Di sela-sela derunya tumpahan hujan di jendela, dan erangan Ranum, handphonenya berdering. Setia menyempatkan menengok smartphonenya. Ada pesan masuk. “Abang. Seragam putih-putihmu sudah kusiapkan. ID card-mu sudah kutemukan. Sepatumu juga sudah kusemir. Jangan terlambat di acara kenaikan pangkatmu nanti pagi, ya.” Dari istrinya.
Setia termenung membacanya. Matanya menjadi sayu. Batinnya bergemuruh. Tak didengarnya Ranum yang berteriak kencang karena kaget dengan munculnya pohon besar di tikungan tajam. Cengkraman tangan Ranum menyadarkannya. Hujan deras mengaburkan pandangan kaca depan mobil. Setia membanting setir ke kanan. Mobil pun melintir, menghantam pohon, meremukkan bagian kiri mobil, memecahkan kaca mobil, memecahkan kepala Ranum.
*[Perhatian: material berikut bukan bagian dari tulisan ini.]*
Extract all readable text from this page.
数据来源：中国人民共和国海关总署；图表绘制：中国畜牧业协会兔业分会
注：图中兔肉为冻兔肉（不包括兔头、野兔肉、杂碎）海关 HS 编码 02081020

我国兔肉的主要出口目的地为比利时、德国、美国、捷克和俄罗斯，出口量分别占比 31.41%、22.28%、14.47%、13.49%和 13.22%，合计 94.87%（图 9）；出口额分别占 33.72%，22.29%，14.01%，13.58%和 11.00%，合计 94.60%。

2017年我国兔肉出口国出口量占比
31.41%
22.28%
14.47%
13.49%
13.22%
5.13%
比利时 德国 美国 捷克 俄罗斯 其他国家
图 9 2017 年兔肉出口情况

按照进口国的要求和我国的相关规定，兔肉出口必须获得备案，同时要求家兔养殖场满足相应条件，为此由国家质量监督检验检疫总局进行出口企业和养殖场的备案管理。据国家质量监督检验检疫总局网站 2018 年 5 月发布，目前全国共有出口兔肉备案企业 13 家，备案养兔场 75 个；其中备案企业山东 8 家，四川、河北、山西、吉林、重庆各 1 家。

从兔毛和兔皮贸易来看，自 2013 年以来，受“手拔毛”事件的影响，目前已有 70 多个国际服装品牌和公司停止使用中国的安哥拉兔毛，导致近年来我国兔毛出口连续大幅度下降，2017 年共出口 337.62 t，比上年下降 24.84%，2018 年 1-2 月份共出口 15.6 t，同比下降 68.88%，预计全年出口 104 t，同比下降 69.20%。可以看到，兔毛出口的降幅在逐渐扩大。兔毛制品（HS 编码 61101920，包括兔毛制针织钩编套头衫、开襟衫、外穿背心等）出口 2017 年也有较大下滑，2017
Mobil terpantul ke depan, terperosok ke bukit yang menurun dan licin. Berguling kencang, menabrak bebatuan, membuat mobil memantul laksana bola karet.
Setia melayang.
Terbayang senyum Ayu.
Terbayang tawa Cinta.
Terbayang tatapan ayahnya, yang berpesan, “Buahilah. Kau harus teruskan darah kita, dengan anak laki-laki.”
.
*) Pernah ditayangkan setahun lalu di Flash Fiction Challange - Ubud Writers and Readers Festival. Namun karena ketidakjelasan dan ketidakprofesionalan panitia, saya tayangkan kembali di sini.